Judith Fox is a scholar in the sociology of religion, but this
breezy summation of the Osho saga is happily free of interpretation,
footnotes, and the other cerebral artifices of academia that usually
kill my interest in the first two paragraphs. I felt quite at home
in this book and am convinced that Ms. Fox must have known a few
sannyasins personally. There are testimonials on why people went to
Osho, a fairly accurate description of Pune and Rajneeshpuram
politics, and a fairly complete Who wuz Who of prominent players in
Osho's evolving caravanserai. Ms. Fox is also the co-author of The
Way of the Heart: A Study of Rajneeshism, which indicates to me that
Osho and His work mean more to her than just adding another title to
the "Studies in Contemporary Religion" series.

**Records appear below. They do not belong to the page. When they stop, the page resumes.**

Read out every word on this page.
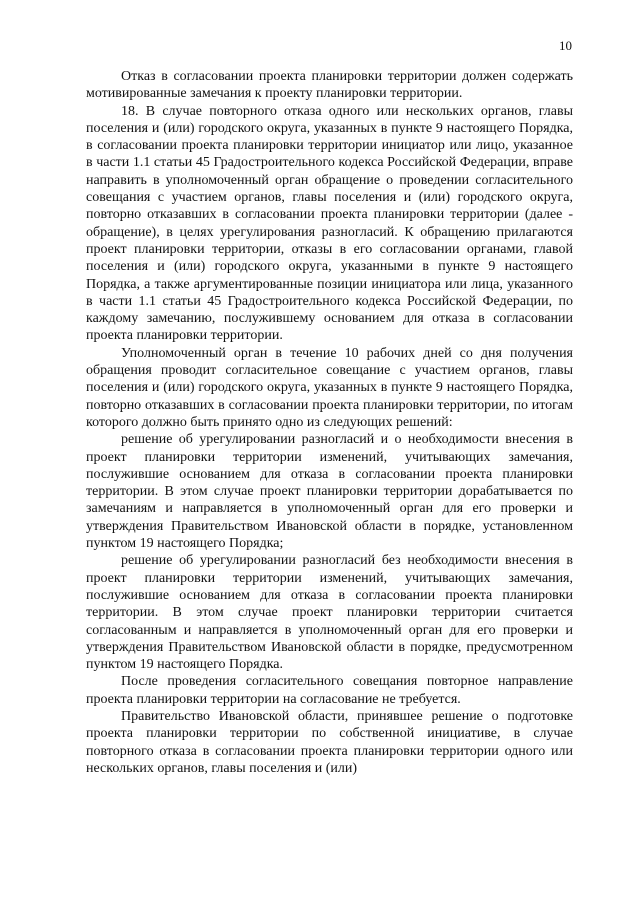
10

Отказ в согласовании проекта планировки территории должен содержать мотивированные замечания к проекту планировки территории.

18. В случае повторного отказа одного или нескольких органов, главы поселения и (или) городского округа, указанных в пункте 9 настоящего Порядка, в согласовании проекта планировки территории инициатор или лицо, указанное в части 1.1 статьи 45 Градостроительного кодекса Российской Федерации, вправе направить в уполномоченный орган обращение о проведении согласительного совещания с участием органов, главы поселения и (или) городского округа, повторно отказавших в согласовании проекта планировки территории (далее - обращение), в целях урегулирования разногласий. К обращению прилагаются проект планировки территории, отказы в его согласовании органами, главой поселения и (или) городского округа, указанными в пункте 9 настоящего Порядка, а также аргументированные позиции инициатора или лица, указанного в части 1.1 статьи 45 Градостроительного кодекса Российской Федерации, по каждому замечанию, послужившему основанием для отказа в согласовании проекта планировки территории.

Уполномоченный орган в течение 10 рабочих дней со дня получения обращения проводит согласительное совещание с участием органов, главы поселения и (или) городского округа, указанных в пункте 9 настоящего Порядка, повторно отказавших в согласовании проекта планировки территории, по итогам которого должно быть принято одно из следующих решений:

решение об урегулировании разногласий и о необходимости внесения в проект планировки территории изменений, учитывающих замечания, послужившие основанием для отказа в согласовании проекта планировки территории. В этом случае проект планировки территории дорабатывается по замечаниям и направляется в уполномоченный орган для его проверки и утверждения Правительством Ивановской области в порядке, установленном пунктом 19 настоящего Порядка;

решение об урегулировании разногласий без необходимости внесения в проект планировки территории изменений, учитывающих замечания, послужившие основанием для отказа в согласовании проекта планировки территории. В этом случае проект планировки территории считается согласованным и направляется в уполномоченный орган для его проверки и утверждения Правительством Ивановской области в порядке, предусмотренном пунктом 19 настоящего Порядка.

После проведения согласительного совещания повторное направление проекта планировки территории на согласование не требуется.

Правительство Ивановской области, принявшее решение о подготовке проекта планировки территории по собственной инициативе, в случае повторного отказа в согласовании проекта планировки территории одного или нескольких органов, главы поселения и (или)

What I like best about this book is that it does not attempt to
categorize or define Osho and His work. It simply describes what
happened from the early days in Pune One through Rajneeshpuram and
Pune Two. It conveys an insider's perspective, but without a
political agenda. I liked that because I have not felt much
enthusiasm for any of the books written about Osho thus far. On the
one hand we have the Party Line books which are to a certain degree
inspirational and elegiac, but the integrity of which are often
compromised by either omitting or whitewashing the seedier events
that have occurred in our collective history. I often find these
books to be self-righteous and lacking in authenticity and depth.

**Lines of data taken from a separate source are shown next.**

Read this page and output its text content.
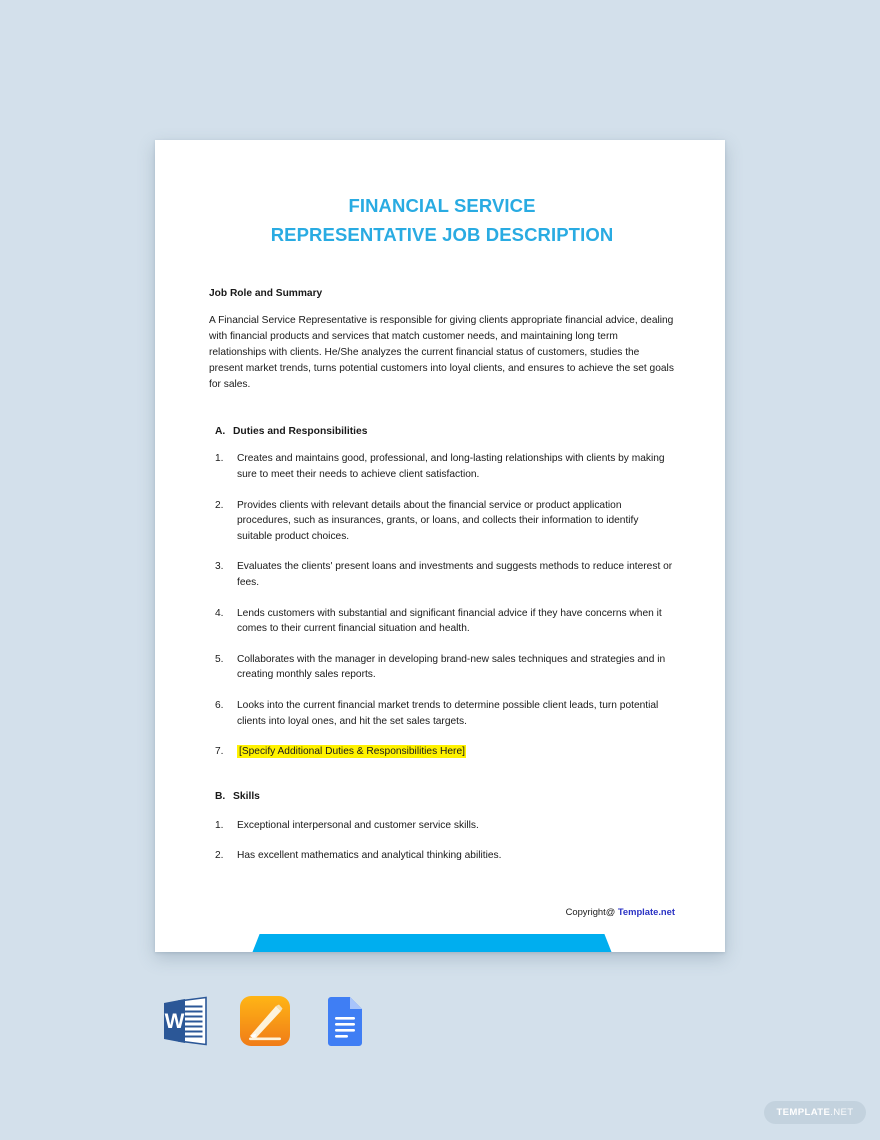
FINANCIAL SERVICE
REPRESENTATIVE JOB DESCRIPTION
Job Role and Summary

A Financial Service Representative is responsible for giving clients appropriate financial advice, dealing with financial products and services that match customer needs, and maintaining long term relationships with clients. He/She analyzes the current financial status of customers, studies the present market trends, turns potential customers into loyal clients, and ensures to achieve the set goals for sales.

A. Duties and Responsibilities
1.	Creates and maintains good, professional, and long-lasting relationships with clients by making sure to meet their needs to achieve client satisfaction.
2.	Provides clients with relevant details about the financial service or product application procedures, such as insurances, grants, or loans, and collects their information to identify suitable product choices.
3.	Evaluates the clients' present loans and investments and suggests methods to reduce interest or fees.
4.	Lends customers with substantial and significant financial advice if they have concerns when it comes to their current financial situation and health.
5.	Collaborates with the manager in developing brand-new sales techniques and strategies and in creating monthly sales reports.
6.	Looks into the current financial market trends to determine possible client leads, turn potential clients into loyal ones, and hit the set sales targets.
7.	[Specify Additional Duties & Responsibilities Here]
B. Skills
1.	Exceptional interpersonal and customer service skills.
2.	Has excellent mathematics and analytical thinking abilities.
Copyright@ Template.net
W
TEMPLATE .NET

On the other hand, we have the books of the disenchanted which
are laden with recrimination, retrospective dismay, ex post facto
revelation, and that often seem to be cathartic attempts to bury the
past in the light of a more reasoned spiritual revisionism. Not much
fun either. Perhaps we just have to face the fact that it's
difficult to write an interesting book about someone who is so much
larger than Life, whether you have an axe to grind or are an
inspired lover of Osho.
Judith Fox's book is not exactly gripping, titillating, nor is it
likely that it will launch a new wave of seekers to The Resort, but
I think it has integrity and gives Osho (and all of us) a fair shot.

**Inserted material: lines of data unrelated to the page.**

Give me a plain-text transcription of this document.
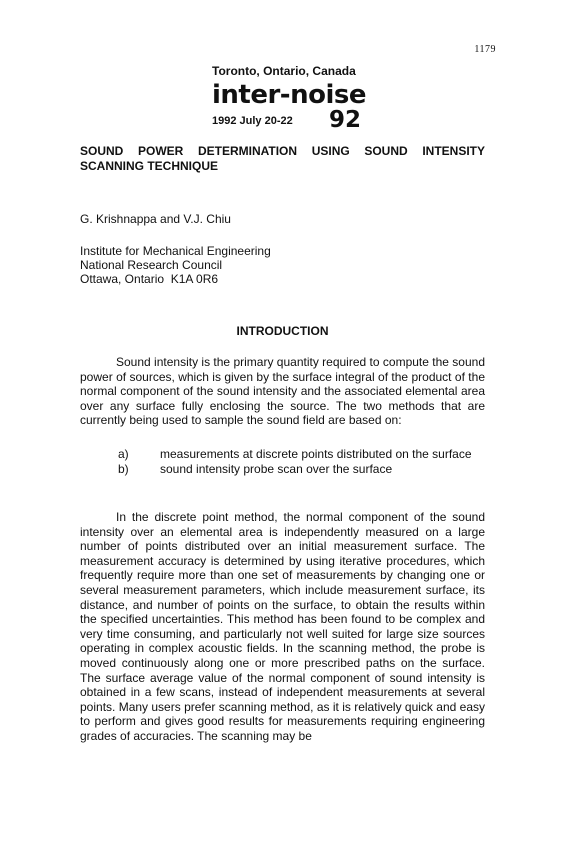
1179
Toronto, Ontario, Canada
inter-noise
1992 July 20-22 92
SOUND POWER DETERMINATION USING SOUND INTENSITY
SCANNING TECHNIQUE
G. Krishnappa and V.J. Chiu
Institute for Mechanical Engineering
National Research Council
Ottawa, Ontario  K1A 0R6
INTRODUCTION

Sound intensity is the primary quantity required to compute the sound power of sources, which is given by the surface integral of the product of the normal component of the sound intensity and the associated elemental area over any surface fully enclosing the source. The two methods that are currently being used to sample the sound field are based on:

a)	measurements at discrete points distributed on the surface
b)	sound intensity probe scan over the surface

In the discrete point method, the normal component of the sound intensity over an elemental area is independently measured on a large number of points distributed over an initial measurement surface. The measurement accuracy is determined by using iterative procedures, which frequently require more than one set of measurements by changing one or several measurement parameters, which include measurement surface, its distance, and number of points on the surface, to obtain the results within the specified uncertainties. This method has been found to be complex and very time consuming, and particularly not well suited for large size sources operating in complex acoustic fields. In the scanning method, the probe is moved continuously along one or more prescribed paths on the surface. The surface average value of the normal component of sound intensity is obtained in a few scans, instead of independent measurements at several points. Many users prefer scanning method, as it is relatively quick and easy to perform and gives good results for measurements requiring engineering grades of accuracies. The scanning may be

The first sentence of the last paragraph is a good example of the
balanced, howsoever tepid flavor of this book: "In conclusion, it is
entirely possible for one person to interpret Osho's behavior as
having been unscrupulous and for another to experience a positive
transformation in his or her life as a result of the same example."
I can understand that some friends of Osho might find this type of
objectivity boring, but for me Osho Rajneesh was a romp back in time
with a fair-minded hostess, and was all in all quite enjoyable.